As we've seen in (Preliminaries)[./Preliminaries], an ORM does not turn:
- an application implemented with a OOP-ready language ( most modern language are);
- in an OOP application.
If, most of the time, you have functions (eg. services in MVC) operating over data structure, straight from database, you're in the sweet spot for a "data structure transfer tool / data mapper", aka ORM. It's perfectly okay to access the database writing as less code as possible.
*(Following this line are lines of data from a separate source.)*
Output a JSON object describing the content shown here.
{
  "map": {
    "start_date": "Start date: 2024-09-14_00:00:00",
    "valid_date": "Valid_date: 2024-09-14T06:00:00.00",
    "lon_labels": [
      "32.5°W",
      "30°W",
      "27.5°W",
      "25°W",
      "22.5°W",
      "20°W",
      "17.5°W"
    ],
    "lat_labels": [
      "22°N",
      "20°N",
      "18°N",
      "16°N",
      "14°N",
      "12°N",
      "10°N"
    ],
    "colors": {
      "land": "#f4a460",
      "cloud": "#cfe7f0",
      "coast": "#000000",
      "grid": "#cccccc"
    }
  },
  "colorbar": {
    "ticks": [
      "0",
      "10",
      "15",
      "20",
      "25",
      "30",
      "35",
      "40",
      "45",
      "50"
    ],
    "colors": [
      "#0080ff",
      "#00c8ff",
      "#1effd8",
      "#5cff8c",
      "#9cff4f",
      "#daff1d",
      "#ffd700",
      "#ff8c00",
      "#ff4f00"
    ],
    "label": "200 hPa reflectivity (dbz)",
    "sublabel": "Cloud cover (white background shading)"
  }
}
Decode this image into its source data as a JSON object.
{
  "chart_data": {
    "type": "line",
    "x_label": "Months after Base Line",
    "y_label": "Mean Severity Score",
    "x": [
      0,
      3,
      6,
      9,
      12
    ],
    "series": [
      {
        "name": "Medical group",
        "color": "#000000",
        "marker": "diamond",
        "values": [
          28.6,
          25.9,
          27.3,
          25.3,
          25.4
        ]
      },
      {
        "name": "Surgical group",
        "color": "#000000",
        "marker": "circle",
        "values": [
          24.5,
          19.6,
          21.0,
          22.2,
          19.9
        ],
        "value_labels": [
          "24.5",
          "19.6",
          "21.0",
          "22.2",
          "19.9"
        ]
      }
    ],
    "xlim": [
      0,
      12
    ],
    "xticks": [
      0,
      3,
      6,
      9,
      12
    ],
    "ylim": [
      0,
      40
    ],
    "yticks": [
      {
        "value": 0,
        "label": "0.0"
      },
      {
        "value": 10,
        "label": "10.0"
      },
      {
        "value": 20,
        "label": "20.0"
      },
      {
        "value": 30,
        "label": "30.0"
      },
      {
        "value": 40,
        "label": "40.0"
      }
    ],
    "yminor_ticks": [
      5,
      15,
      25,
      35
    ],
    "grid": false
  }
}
You do not have to get rid of your existing ORM and write raw SQL in strings.
If you work in a codebase with an ORM, and everybody is trained, you can go on to the next section. However, if there is no ORM used, and nobody in the team has ever used an ORM, think twice, as:
- ORM offers differs greatly between language;
- skills are not easily transferable.
Here's a few guidelines for performance problems:
- make sure everyone at basic skills in DB performance (eg. understand index, read execution plan);
- perform some performance test and/or activate the features to check actual SQL generated.
If the ORM is performing badly
- check your ORM capability and do a ROI to train someone (these skills may not be transferable)
- go on, or revert to SQL (DBA can be asked for help)
If you had to make changes to ORM models or make convoluted use of API, chances are it's so complex than SQL would have been better.
You can skip the ORM but still perform SQL queries in an DSL using a query builder.
It also provides additional and valuable features:
- prevent SQL injection;
- DSL for database schema versioning.
Some query-builder even prevent errors by introspecting database'schema and doing type checking against your code, eg. jooq in Java.
Same advice as for ORM: if the query end up being more complex with a query builder than in plain SQL, switch back to SQL.